Reported net sales decreased by 12.8 percent in Europe in the third quarter. Currency-neutral comparable net sales decreased by 2.1 percent. In Latin America, reported net sales decreased by 37.1 percent; currency-neutral comparable net sales increased by 23.9 percent. Reported net sales in Asia Pacific decreased by 13.2 percent; currency-neutral comparable net sales increased by 2.2 percent as the result of double-digit growth in the Asian businesses.

Interest and Tax

Kellogg’s interest expense was 56 million USD in the third quarter. The comparable effective tax rate* in the quarter was 25.2 percent; this was due to tax-planning initiatives and several discrete items.

Cash flow

Year-to-date cash flow,* a non-GAAP measure defined as cash from operating activities less capital expenditures, was 580 million USD through the end of the third quarter. The company now expects that full-year cash flow will be approximately 1.1 billion USD; this increase in expectations is due to the better-than-expected performance of working-capital initiatives.

Kellogg Raises Guidance for Operating Cash Flow After Capital Expenditure, Reaffirms Other Full-Year 2015 Currency-Neutral Comparable Guidance

The company reaffirmed previous guidance for currency-neutral comparable net sales, operating profit, and earnings per share in 2015; the company raised guidance for full-year cash flow. Currency-neutral comparable net sales are expected to remain approximately unchanged year-over-year. Kellogg expects full-year 2015 currency-neutral comparable operating profit to decrease at a rate between two and four percent. Full-year 2015 currency-neutral comparable earnings per share are anticipated to be in a range between two percent lower and approximately unchanged. The estimates for currency-neutral comparable operating profit and currency-neutral comparable earnings per share include a negative impact of between three and four percentage points from the rebasing of incentive compensation for 2015. Guidance for both operating profit and earnings per share excludes the impact of mark-to-market adjustments, 2014’s 53rd week, integration costs, costs related to Project K, acquisitions, dispositions, foreign-currency translation, remeasurement of the Venezuelan business, and other items that could affect comparability. Cash flow is now expected to be about 1.1 billion USD, which includes the impact of the cash required by Project K.
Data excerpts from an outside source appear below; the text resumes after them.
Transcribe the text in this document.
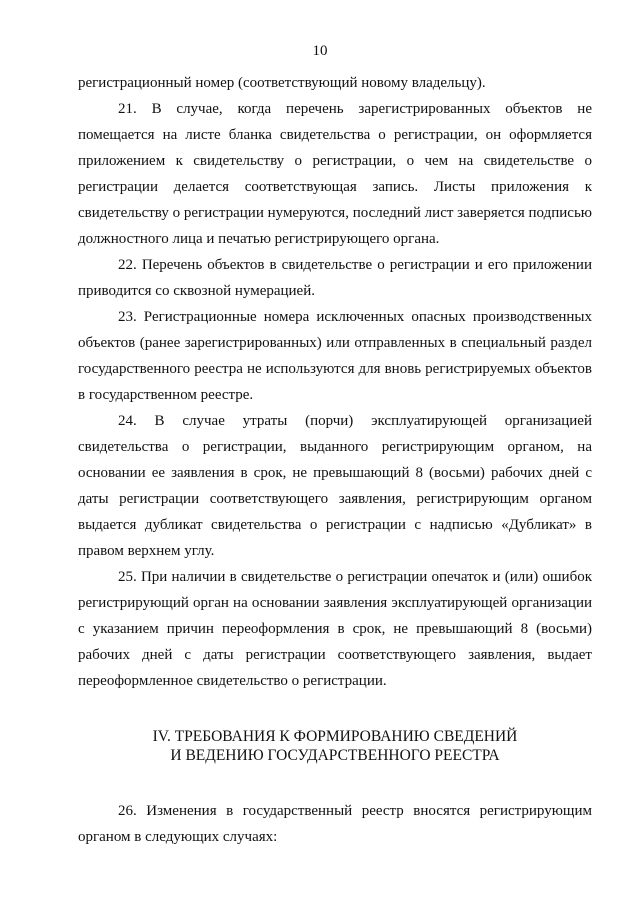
10

регистрационный номер (соответствующий новому владельцу).

21. В случае, когда перечень зарегистрированных объектов не помещается на листе бланка свидетельства о регистрации, он оформляется приложением к свидетельству о регистрации, о чем на свидетельстве о регистрации делается соответствующая запись. Листы приложения к свидетельству о регистрации нумеруются, последний лист заверяется подписью должностного лица и печатью регистрирующего органа.

22. Перечень объектов в свидетельстве о регистрации и его приложении приводится со сквозной нумерацией.

23. Регистрационные номера исключенных опасных производственных объектов (ранее зарегистрированных) или отправленных в специальный раздел государственного реестра не используются для вновь регистрируемых объектов в государственном реестре.

24. В случае утраты (порчи) эксплуатирующей организацией свидетельства о регистрации, выданного регистрирующим органом, на основании ее заявления в срок, не превышающий 8 (восьми) рабочих дней с даты регистрации соответствующего заявления, регистрирующим органом выдается дубликат свидетельства о регистрации с надписью «Дубликат» в правом верхнем углу.

25. При наличии в свидетельстве о регистрации опечаток и (или) ошибок регистрирующий орган на основании заявления эксплуатирующей организации с указанием причин переоформления в срок, не превышающий 8 (восьми) рабочих дней с даты регистрации соответствующего заявления, выдает переоформленное свидетельство о регистрации.

IV. ТРЕБОВАНИЯ К ФОРМИРОВАНИЮ СВЕДЕНИЙ
И ВЕДЕНИЮ ГОСУДАРСТВЕННОГО РЕЕСТРА

26. Изменения в государственный реестр вносятся регистрирующим органом в следующих случаях:
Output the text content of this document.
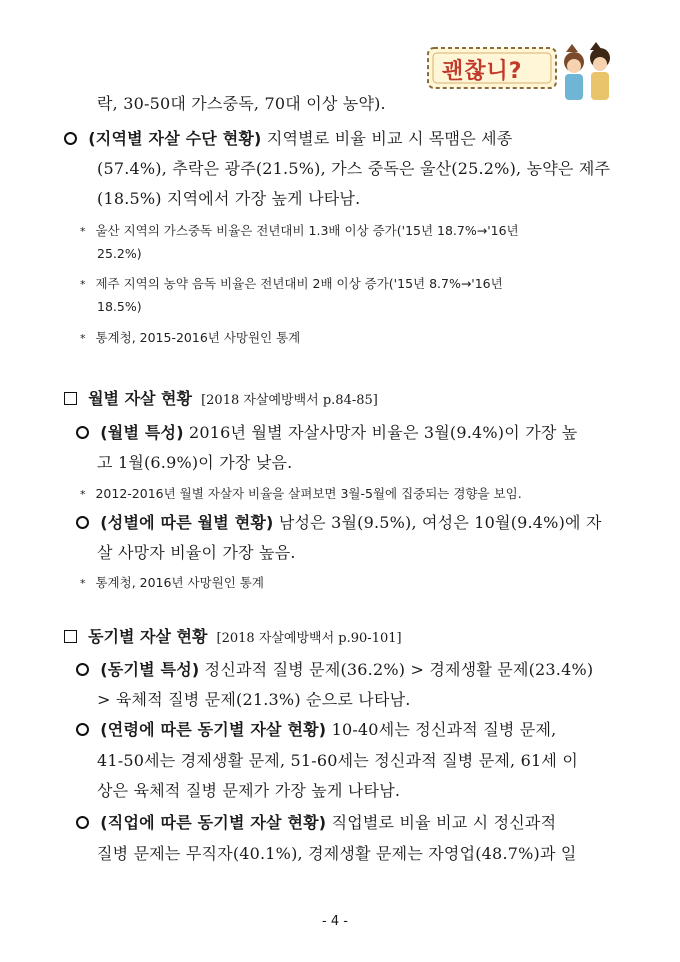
괜찮니?
락, 30-50대 가스중독, 70대 이상 농약).
(지역별 자살 수단 현황) 지역별로 비율 비교 시 목맴은 세종
(57.4%), 추락은 광주(21.5%), 가스 중독은 울산(25.2%), 농약은 제주
(18.5%) 지역에서 가장 높게 나타남.
* 울산 지역의 가스중독 비율은 전년대비 1.3배 이상 증가('15년 18.7%→'16년
25.2%)
* 제주 지역의 농약 음독 비율은 전년대비 2배 이상 증가('15년 8.7%→'16년
18.5%)
* 통계청, 2015-2016년 사망원인 통계
월별 자살 현황 [2018 자살예방백서 p.84-85]
(월별 특성) 2016년 월별 자살사망자 비율은 3월(9.4%)이 가장 높
고 1월(6.9%)이 가장 낮음.
* 2012-2016년 월별 자살자 비율을 살펴보면 3월-5월에 집중되는 경향을 보임.
(성별에 따른 월별 현황) 남성은 3월(9.5%), 여성은 10월(9.4%)에 자
살 사망자 비율이 가장 높음.
* 통계청, 2016년 사망원인 통계
동기별 자살 현황 [2018 자살예방백서 p.90-101]
(동기별 특성) 정신과적 질병 문제(36.2%) > 경제생활 문제(23.4%)
> 육체적 질병 문제(21.3%) 순으로 나타남.
(연령에 따른 동기별 자살 현황) 10-40세는 정신과적 질병 문제,
41-50세는 경제생활 문제, 51-60세는 정신과적 질병 문제, 61세 이
상은 육체적 질병 문제가 가장 높게 나타남.
(직업에 따른 동기별 자살 현황) 직업별로 비율 비교 시 정신과적
질병 문제는 무직자(40.1%), 경제생활 문제는 자영업(48.7%)과 일
- 4 -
Kellogg Reaffirms Previous Guidance for 2016,
Provides Guidance for Earnings Per Share

In addition, Kellogg Company continues to expect that, in 2016, it will achieve its long-term target for currency-neutral comparable net sales of between one percent and three percent, and its long-term target for operating profit growth of between four percent and six percent. The company still expects to meet its long-term target for currency-neutral comparable operating profit growth even if current sales-growth trends continue and 2016’s currency-neutral comparable net sales growth is at the lower end of the company’s long-term target range. This confidence is the result of good productivity programs, continued execution of Project K, and the anticipated implementation of zero-based budgeting. The company expects growth in currency-neutral comparable EPS of between six and eight percent (Image: Kellogg Company).